Recursive Record Filtering and Longest Decreasing Subsequences

TL;DR

This paper analyzes a recursive filtering process called Disappear-Sort, connecting it to longest decreasing subsequences in permutations, and derives asymptotic behavior using combinatorial and probabilistic tools.

Contribution

It establishes exact recurrence relations and probabilistic interpretations for Disappear-Sort, linking it to Young tableaux and the Tracy--Widom law for asymptotic analysis.

Findings

Expected number of passes for resampling variant satisfies a recurrence with Stirling numbers.

Total passes in non-resampling variant equal the length of the longest decreasing subsequence.
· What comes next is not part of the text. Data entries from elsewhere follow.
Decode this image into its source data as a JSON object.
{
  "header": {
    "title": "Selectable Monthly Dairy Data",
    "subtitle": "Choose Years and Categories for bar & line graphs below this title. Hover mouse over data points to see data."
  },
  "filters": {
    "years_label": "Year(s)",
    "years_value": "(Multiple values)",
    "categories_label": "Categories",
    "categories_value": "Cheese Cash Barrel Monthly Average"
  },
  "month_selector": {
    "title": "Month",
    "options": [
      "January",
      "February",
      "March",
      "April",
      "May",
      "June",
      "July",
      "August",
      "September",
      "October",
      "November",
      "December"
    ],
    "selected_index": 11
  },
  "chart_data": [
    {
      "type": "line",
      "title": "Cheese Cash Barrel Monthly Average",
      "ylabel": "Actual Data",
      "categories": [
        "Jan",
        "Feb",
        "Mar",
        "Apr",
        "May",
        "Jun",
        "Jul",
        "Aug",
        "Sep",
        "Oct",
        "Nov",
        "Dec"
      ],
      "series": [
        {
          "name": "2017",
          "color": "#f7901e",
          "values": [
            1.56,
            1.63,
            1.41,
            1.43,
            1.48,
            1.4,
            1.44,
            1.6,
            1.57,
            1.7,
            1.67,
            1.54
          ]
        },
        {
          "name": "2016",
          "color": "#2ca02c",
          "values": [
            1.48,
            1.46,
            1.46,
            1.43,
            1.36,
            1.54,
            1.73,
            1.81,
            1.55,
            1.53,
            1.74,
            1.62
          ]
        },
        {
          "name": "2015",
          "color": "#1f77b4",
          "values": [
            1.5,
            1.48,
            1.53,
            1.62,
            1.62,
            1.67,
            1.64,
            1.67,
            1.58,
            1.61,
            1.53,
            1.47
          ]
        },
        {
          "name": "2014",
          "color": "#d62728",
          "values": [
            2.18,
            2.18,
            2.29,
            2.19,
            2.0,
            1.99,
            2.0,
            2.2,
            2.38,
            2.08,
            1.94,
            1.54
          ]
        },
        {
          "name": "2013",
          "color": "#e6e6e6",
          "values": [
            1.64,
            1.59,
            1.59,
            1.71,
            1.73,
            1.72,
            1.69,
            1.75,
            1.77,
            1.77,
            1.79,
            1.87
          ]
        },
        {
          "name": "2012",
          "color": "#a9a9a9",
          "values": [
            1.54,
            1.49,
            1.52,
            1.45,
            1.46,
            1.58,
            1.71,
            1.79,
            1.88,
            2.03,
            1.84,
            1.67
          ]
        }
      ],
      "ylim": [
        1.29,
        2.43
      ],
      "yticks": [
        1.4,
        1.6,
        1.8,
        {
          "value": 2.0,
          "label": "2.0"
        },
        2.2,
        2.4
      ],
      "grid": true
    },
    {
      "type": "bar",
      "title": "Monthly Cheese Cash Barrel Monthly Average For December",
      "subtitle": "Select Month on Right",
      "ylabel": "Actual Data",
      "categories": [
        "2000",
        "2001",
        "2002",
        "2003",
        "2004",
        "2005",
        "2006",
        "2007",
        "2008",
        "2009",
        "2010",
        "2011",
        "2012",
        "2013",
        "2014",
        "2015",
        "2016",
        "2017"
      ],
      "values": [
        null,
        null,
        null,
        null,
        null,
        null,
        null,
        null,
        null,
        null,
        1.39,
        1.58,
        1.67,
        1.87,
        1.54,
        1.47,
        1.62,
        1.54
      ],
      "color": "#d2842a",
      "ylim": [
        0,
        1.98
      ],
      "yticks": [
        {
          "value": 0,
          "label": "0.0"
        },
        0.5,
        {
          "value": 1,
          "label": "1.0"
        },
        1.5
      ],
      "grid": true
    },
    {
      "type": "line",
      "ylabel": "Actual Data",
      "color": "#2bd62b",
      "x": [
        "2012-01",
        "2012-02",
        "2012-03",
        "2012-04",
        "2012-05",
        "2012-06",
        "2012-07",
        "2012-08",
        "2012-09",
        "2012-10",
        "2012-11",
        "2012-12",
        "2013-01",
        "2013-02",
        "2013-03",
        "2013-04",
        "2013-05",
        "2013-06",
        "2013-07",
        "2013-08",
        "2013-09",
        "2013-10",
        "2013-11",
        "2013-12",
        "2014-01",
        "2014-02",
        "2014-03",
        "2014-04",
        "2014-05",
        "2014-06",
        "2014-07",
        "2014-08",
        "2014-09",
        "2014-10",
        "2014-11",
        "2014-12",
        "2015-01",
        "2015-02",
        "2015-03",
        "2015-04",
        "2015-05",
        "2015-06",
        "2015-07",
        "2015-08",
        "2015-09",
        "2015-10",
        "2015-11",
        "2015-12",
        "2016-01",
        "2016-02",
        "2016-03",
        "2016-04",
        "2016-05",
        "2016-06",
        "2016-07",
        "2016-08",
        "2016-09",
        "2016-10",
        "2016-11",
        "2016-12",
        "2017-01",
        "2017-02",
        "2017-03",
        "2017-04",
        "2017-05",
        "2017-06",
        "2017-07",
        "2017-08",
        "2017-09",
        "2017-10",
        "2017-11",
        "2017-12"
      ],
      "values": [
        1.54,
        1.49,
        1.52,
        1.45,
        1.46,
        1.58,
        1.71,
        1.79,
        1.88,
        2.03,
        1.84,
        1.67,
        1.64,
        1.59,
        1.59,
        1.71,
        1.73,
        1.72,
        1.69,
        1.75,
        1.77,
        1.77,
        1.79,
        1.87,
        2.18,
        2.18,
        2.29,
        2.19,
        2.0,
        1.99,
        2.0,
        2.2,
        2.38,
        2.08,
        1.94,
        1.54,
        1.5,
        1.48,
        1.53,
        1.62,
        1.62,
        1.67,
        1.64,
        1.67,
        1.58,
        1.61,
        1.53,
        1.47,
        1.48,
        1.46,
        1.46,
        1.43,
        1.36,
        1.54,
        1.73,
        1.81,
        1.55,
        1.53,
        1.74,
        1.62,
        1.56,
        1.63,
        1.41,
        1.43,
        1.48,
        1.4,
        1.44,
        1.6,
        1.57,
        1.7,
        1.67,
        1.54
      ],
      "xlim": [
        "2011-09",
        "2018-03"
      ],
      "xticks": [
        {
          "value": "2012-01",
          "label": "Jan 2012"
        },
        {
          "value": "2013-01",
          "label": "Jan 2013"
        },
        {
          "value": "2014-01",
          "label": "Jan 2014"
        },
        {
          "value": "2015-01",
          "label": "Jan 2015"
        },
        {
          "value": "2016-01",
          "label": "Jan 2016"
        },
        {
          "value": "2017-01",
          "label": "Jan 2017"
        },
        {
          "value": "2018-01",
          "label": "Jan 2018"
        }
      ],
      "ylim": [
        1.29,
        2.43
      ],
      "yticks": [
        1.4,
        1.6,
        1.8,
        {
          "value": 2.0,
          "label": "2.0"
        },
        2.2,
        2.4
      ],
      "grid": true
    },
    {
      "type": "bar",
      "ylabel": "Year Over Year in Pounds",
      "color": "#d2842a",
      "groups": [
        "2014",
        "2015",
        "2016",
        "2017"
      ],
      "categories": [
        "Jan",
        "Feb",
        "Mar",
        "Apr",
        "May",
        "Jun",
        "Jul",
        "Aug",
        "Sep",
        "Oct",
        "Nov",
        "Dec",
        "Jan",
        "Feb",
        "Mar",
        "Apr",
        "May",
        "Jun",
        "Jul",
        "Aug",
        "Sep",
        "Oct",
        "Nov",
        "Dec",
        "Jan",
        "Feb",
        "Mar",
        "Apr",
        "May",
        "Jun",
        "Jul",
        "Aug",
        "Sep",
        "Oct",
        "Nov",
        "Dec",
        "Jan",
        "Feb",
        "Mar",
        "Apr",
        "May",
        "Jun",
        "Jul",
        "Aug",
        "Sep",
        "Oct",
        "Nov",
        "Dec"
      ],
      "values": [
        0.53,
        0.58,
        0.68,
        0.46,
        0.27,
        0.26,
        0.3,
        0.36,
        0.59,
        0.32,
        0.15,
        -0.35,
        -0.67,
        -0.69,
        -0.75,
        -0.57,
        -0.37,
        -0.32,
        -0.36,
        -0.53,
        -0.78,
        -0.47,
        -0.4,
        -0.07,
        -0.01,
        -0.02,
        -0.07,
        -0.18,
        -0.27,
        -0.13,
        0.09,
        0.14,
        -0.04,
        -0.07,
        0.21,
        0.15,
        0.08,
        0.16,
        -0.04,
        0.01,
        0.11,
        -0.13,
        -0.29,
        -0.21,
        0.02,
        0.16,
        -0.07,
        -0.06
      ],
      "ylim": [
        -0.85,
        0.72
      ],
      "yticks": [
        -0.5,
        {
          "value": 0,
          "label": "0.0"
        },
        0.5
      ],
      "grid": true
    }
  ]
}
Expected passes grow asymptotically as 2√n with Tracy--Widom fluctuations.

Abstract

We consider a recursive record-filtering procedure, which we informally call Disappear-Sort. Let $D_n$ denote the random variable giving the required number of passes in Disappear-Sort to eliminate a sequence of length $n$ sampled as i.i.d. copies of a continuous random variable $X$, where each pass retains the left-to-right records and discards all remaining entries. We show that this procedure admits two natural probabilistic interpretations. For the resampling variant we prove that $d_n=\mathbb{E}[D_n]$ satisfies an exact recurrence involving the unsigned Stirling numbers of the first kind. For the non-resampling variant, we associate to a permutation $p_n\in S_n$ a natural poset and prove that the recursive Disappear-Sort layers form an antichain decomposition of this poset. We deduce that the total number of passes equals $L(p_n)$, where $L(p_n)$ is the length of the longest decreasing subsequence of $p_n$. We then show that for a uniform random permutation of size $n$, the expectation $\mathbb{E}[D_n]$ of this second variant coincides with the expected first-column length of a Plancherel-random Young diagram. Using the Robinson--Schensted correspondence, we obtain an exact formula for this expectation in terms of partitions and standard Young tableaux, and classical Plancherel asymptotics then yield $\mathbb{E}[D_n]\sim 2\sqrt{n}$, with fluctuations on the $n^{1/6}$ scale governed by the Tracy--Widom law derived by Baik, Deift and Johansson. We conclude with an $O(n\log n)$ implementation.